Originally, active objects in games, called sprites, could only be displayed as one of a set of pre-drawn frames.  That's why sprite animations are usually simple loops of a few frames, and why characters are rarely seen changing size as they move towards or away from the player's point of view.

However, later games also included special-purpose microchips that expanded the graphical capabilities of the Super Nintendo console itself. One of these chips allowed the SNES to change the way sprites look as the game was happening, which made sprites look much more alive. This chip also allowed for rudimentary three-dimensional rendering.

Any software workaround to get these effects using only the hardware given in the Super Nintendo would have taking much longer and produced much worse results, if any at all. The video on the Super Nintendo (SNES) by video game trivia group Did You Know Gaming covers these effects and the chips in more detail, and shows some great demonstrations.


Bitcoin, is a cryptocurrency. Part of what gives it value is the premise that it is computationally hard to create or 'mine' for new ones. In fact, there is a self-adjustment mechanism that increases the mining difficulty in proportion to the total computing power of all miners.

I've appended this historical chart of the log of the total computer power (and the log difficulty), over time with the two hardware advancements that defined the trend in bitcoin mining power.

 The first event represents the first time mining using a more specialized graphical processing unit (GPU) rather than a more general central processing unit (CPU) was made publicly possible. Since many miners had compatible graphics cards already, we see a tenfold jump in power almost instantly. 

The second event represents the first time mining using a single-purpose processor, called an ASIC*   was introduced to the market. This time, another rapid increase in processing power is sparked, but without the initial leap.

An ASIC is orders of magnitude faster at the simple, repetitive task of mining bitcoins than a GPU is, and a GPU mines orders of magnitude faster than a comparably priced CPU. In both cases, the new hardware quickly rendered any previous mining methods obsolete.

* Application Specific Integrated Circuit.


When developing new methods to solve computational problems, a software approach usually works best.
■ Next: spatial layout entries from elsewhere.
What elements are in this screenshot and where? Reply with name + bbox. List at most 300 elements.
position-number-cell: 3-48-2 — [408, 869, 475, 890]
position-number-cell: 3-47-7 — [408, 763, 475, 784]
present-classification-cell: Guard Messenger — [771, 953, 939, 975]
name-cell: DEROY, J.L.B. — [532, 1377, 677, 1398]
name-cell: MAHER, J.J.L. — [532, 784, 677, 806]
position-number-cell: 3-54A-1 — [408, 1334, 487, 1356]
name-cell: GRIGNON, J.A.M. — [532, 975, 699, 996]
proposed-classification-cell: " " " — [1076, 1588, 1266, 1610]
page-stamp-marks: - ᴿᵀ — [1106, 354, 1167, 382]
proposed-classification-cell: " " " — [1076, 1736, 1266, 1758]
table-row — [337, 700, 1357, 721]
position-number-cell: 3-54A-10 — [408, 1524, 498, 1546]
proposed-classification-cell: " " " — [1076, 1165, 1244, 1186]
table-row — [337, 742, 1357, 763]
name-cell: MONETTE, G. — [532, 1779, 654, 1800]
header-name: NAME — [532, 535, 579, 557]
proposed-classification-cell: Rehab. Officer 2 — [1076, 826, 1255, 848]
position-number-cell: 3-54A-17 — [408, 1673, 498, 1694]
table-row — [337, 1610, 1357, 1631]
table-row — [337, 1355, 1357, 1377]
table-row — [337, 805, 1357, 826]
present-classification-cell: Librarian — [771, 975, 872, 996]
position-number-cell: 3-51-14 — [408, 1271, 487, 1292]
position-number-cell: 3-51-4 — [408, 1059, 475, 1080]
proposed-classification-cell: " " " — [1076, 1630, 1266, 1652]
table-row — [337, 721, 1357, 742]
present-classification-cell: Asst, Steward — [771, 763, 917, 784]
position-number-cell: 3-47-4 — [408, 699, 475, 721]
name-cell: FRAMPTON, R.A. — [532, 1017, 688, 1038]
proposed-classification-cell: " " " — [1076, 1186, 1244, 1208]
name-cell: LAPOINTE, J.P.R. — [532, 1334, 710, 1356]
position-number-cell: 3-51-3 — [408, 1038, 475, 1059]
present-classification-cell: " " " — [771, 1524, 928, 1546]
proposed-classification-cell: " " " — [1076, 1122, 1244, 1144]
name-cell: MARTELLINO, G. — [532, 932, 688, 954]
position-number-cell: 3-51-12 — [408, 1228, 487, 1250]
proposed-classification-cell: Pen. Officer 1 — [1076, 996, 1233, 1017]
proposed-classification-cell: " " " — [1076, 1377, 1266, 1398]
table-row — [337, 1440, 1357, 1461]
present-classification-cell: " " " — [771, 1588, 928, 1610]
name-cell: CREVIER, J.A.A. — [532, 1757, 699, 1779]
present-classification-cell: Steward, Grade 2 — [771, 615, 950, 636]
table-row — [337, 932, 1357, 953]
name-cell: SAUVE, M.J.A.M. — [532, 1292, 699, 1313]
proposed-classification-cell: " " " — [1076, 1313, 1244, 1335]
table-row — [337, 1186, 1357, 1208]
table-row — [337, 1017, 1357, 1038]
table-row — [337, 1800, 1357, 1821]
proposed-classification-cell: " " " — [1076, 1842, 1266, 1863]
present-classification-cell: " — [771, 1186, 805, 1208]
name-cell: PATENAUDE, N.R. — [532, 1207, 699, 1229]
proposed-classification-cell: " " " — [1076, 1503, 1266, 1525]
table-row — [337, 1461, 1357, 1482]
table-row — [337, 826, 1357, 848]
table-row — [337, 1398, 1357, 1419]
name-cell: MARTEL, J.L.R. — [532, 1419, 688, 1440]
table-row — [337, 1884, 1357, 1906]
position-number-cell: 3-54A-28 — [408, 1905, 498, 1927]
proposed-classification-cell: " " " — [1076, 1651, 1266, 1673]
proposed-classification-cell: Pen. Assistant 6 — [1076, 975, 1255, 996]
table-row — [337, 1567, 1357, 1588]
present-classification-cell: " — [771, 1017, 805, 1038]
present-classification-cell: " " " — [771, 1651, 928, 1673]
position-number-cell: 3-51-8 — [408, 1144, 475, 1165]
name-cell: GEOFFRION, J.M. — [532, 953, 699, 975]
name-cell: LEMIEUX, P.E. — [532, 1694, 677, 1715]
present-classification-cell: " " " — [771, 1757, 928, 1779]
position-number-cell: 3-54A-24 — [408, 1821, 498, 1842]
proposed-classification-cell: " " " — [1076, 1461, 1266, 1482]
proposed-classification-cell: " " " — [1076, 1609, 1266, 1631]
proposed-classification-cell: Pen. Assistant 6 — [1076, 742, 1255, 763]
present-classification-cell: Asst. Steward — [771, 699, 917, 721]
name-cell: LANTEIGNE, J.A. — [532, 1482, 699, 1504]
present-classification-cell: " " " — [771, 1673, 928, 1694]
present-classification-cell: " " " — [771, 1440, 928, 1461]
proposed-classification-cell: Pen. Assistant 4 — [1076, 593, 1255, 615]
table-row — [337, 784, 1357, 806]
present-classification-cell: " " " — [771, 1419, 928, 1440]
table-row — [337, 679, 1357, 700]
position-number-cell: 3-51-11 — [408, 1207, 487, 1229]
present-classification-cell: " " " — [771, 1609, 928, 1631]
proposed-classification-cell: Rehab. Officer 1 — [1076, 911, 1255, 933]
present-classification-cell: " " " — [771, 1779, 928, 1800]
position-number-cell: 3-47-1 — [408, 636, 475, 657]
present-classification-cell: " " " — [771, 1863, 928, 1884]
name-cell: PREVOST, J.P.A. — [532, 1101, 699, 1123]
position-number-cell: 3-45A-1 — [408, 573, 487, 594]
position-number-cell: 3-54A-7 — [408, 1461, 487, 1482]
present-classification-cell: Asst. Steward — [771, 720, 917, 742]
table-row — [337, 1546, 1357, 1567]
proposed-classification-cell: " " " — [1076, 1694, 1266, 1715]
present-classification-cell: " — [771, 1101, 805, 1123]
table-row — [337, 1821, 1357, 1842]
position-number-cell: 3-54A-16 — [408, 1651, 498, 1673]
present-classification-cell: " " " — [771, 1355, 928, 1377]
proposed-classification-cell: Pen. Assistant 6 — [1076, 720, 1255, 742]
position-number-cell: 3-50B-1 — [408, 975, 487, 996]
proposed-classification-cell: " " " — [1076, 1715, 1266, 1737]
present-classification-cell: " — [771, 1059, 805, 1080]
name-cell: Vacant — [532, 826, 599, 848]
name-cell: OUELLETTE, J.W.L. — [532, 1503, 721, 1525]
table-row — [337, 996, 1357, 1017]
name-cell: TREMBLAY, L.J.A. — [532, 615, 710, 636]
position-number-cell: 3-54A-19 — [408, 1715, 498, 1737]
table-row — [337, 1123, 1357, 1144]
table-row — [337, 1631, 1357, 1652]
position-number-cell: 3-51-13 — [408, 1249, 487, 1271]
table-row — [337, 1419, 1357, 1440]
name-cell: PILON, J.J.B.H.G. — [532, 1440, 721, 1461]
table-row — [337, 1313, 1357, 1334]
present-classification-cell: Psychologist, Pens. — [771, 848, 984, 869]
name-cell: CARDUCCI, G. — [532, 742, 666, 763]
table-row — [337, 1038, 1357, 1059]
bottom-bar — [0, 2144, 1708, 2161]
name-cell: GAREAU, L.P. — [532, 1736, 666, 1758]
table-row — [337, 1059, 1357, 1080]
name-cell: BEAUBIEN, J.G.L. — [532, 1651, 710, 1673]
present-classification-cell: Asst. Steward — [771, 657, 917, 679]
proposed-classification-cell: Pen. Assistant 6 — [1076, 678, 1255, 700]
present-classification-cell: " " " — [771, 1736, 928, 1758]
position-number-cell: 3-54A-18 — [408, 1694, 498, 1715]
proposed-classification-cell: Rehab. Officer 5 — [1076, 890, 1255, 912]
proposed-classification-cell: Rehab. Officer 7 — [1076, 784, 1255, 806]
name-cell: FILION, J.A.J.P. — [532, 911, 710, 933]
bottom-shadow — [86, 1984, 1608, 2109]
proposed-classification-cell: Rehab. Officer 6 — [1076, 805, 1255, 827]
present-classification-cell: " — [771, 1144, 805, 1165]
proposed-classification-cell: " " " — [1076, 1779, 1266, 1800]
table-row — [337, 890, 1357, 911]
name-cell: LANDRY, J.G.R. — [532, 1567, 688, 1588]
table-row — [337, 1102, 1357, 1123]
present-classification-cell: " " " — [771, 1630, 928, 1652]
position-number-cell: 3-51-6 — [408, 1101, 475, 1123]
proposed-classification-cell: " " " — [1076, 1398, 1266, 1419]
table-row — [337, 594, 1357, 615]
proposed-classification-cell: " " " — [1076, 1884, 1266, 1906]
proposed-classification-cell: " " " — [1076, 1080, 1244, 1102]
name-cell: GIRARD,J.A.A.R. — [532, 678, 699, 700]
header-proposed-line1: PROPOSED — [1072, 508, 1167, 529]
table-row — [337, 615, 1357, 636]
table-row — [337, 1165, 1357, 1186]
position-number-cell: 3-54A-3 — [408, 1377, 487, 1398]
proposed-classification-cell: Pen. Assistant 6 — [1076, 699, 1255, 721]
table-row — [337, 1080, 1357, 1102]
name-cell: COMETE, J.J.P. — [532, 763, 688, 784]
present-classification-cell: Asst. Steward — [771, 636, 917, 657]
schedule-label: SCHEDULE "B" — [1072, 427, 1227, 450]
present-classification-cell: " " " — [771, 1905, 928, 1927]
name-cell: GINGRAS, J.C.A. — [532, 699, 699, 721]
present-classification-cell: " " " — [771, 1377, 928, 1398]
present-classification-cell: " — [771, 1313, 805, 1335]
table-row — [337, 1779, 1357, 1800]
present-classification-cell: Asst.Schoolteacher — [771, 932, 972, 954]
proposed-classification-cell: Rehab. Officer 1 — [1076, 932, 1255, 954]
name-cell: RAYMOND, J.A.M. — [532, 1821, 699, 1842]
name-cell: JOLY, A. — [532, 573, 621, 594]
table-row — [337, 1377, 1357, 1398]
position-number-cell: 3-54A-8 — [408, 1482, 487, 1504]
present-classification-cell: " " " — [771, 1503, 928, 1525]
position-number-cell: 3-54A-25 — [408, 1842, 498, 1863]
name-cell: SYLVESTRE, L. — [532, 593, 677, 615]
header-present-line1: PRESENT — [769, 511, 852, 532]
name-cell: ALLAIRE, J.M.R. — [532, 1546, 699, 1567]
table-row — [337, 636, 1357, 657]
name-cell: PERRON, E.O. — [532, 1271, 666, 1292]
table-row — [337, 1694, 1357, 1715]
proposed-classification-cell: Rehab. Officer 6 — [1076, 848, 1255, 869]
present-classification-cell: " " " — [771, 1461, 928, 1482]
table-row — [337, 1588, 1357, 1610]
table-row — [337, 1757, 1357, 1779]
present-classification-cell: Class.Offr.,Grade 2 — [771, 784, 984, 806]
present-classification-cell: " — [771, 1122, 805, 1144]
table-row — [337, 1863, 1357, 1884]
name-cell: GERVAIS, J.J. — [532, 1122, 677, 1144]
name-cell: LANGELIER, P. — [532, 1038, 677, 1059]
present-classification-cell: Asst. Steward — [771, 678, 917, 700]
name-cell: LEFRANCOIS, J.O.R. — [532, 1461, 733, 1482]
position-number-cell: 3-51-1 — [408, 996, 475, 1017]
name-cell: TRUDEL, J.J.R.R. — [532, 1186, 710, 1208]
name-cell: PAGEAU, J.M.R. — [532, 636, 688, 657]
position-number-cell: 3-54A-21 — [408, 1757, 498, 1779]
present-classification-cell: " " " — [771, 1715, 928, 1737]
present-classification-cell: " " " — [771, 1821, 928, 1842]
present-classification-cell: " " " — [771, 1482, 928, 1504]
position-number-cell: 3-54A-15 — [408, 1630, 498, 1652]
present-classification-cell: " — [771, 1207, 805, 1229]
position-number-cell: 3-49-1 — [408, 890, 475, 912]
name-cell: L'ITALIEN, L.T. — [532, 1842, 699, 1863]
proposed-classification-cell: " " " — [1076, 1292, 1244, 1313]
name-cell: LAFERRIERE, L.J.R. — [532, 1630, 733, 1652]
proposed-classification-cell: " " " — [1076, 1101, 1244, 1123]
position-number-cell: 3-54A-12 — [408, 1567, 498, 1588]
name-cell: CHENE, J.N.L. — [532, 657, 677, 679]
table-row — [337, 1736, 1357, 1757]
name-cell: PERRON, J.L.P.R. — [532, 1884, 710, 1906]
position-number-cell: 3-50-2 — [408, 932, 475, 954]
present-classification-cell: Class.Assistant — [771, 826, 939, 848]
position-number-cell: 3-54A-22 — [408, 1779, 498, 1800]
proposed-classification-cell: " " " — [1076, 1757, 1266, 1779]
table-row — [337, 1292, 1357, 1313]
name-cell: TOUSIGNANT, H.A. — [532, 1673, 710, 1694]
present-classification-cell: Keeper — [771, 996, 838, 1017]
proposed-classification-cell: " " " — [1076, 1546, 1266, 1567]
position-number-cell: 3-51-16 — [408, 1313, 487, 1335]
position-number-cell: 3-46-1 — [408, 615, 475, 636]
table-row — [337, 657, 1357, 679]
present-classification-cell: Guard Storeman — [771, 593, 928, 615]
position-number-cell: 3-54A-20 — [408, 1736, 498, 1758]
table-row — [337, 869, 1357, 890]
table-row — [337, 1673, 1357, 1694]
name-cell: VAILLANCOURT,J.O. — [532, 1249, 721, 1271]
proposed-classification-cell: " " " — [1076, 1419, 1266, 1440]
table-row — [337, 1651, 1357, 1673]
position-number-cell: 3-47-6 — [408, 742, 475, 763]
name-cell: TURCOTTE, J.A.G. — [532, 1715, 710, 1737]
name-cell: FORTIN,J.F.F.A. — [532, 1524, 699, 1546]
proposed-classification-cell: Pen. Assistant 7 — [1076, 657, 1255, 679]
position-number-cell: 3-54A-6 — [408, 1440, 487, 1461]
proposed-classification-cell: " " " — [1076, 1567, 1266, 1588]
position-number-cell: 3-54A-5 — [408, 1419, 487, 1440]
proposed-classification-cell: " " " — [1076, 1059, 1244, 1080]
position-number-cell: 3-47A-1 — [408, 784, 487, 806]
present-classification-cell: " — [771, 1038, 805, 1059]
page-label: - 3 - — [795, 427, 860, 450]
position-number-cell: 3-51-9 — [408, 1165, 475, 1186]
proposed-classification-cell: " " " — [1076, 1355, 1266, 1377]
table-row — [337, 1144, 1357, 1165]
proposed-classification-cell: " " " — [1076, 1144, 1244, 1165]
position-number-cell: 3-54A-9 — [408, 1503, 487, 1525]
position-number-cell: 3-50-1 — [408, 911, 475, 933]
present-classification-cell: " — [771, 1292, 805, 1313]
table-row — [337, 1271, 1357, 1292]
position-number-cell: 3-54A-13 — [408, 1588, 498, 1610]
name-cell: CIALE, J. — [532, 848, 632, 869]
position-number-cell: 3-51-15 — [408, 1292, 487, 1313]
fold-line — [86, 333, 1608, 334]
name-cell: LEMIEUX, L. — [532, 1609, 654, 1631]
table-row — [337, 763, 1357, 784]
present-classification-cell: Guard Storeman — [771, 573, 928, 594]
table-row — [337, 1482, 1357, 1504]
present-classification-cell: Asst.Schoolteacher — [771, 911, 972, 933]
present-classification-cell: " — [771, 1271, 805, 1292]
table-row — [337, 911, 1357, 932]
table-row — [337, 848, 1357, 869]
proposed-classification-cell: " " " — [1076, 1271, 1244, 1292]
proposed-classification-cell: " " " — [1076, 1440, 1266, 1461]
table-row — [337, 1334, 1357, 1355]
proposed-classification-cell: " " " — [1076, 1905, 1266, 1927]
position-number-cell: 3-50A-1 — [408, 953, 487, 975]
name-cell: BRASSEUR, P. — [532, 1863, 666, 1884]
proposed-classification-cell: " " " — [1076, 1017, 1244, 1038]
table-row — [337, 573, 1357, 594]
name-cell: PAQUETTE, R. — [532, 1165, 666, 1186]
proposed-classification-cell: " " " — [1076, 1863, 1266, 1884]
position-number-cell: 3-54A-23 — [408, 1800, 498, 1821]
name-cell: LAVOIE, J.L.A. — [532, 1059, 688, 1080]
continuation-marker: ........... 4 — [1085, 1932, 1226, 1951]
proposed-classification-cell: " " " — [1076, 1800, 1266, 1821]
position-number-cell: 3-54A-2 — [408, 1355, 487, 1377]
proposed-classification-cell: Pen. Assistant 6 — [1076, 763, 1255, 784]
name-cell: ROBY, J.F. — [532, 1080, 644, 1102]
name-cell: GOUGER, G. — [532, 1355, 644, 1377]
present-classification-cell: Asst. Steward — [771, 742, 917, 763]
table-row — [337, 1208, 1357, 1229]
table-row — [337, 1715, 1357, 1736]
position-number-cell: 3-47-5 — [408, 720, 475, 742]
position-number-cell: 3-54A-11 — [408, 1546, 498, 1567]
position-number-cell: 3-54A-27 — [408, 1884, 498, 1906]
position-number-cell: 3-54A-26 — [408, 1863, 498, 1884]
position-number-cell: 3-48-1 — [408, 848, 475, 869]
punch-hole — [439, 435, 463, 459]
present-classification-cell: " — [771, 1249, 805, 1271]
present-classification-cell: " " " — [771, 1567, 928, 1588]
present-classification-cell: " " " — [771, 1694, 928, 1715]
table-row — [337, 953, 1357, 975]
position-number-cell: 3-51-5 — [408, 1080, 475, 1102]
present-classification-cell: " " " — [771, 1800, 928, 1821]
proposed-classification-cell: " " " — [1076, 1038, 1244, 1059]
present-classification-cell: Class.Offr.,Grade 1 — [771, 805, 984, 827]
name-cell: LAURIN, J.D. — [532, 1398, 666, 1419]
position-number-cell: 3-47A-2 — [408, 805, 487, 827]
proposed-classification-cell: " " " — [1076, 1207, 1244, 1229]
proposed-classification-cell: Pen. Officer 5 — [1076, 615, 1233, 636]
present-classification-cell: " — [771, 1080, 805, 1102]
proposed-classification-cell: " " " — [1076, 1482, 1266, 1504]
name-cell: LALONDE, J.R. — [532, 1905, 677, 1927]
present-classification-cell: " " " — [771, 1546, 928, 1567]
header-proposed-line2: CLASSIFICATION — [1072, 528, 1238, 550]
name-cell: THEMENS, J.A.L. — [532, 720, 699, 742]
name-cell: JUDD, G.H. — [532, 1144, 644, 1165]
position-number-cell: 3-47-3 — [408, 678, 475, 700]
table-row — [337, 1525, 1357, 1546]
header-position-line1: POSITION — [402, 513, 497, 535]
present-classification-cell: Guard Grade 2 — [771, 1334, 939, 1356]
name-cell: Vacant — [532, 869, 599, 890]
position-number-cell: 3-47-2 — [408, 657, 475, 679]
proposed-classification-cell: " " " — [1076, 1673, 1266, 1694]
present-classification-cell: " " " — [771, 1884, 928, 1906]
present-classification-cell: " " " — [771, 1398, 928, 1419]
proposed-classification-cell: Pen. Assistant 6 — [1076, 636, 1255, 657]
The results of purely software-based are often portable as packaged programs,  and the dissemination of improvements can be as quick and as cheap as a software update. The feedback loop of testing and improvement is very quick, and there are many languages such as the R, SAS, and Julia that can make software-based solutions a routine task.

Making hardware to solve a problem may sound insane by comparison - why would anyone willingly give up all of those advantages? This is where Field Programmable Gate Arrays come in. An FPGA is essentially a circuit board that can be programmed down to the gate level. That is, a user can write a program in terms of the fundamental particles of computation, OR, NOT, XOR, AND, and NAND gates. 

The FPGA takes a set of gate instructions and physically wires itself into the programmed configuration. When set, the FPGA is essentially an ASIC, an processor that can only do one task but potentially much faster than a general purpose computer. However, if needed, an FPGA can be re-programmed, so the advantage of a quick trial-and-error turnaround is there. Also, the program can be disseminated like any other software. The most popular FPGAs cost between $200 and $500 USD.

The bitcoin ASIC started off as an FPGA. Once the FPGA program was made, it took about a year for the first ASICs to be sold. This is encouraging for anyone looking towards FPGAs for the next great leap in statistical computing, as it means the endeavor has commercial viability. Just think how much faster some common methods could become even if only large matrix inversion was made faster.

It's time to start thinking with gates.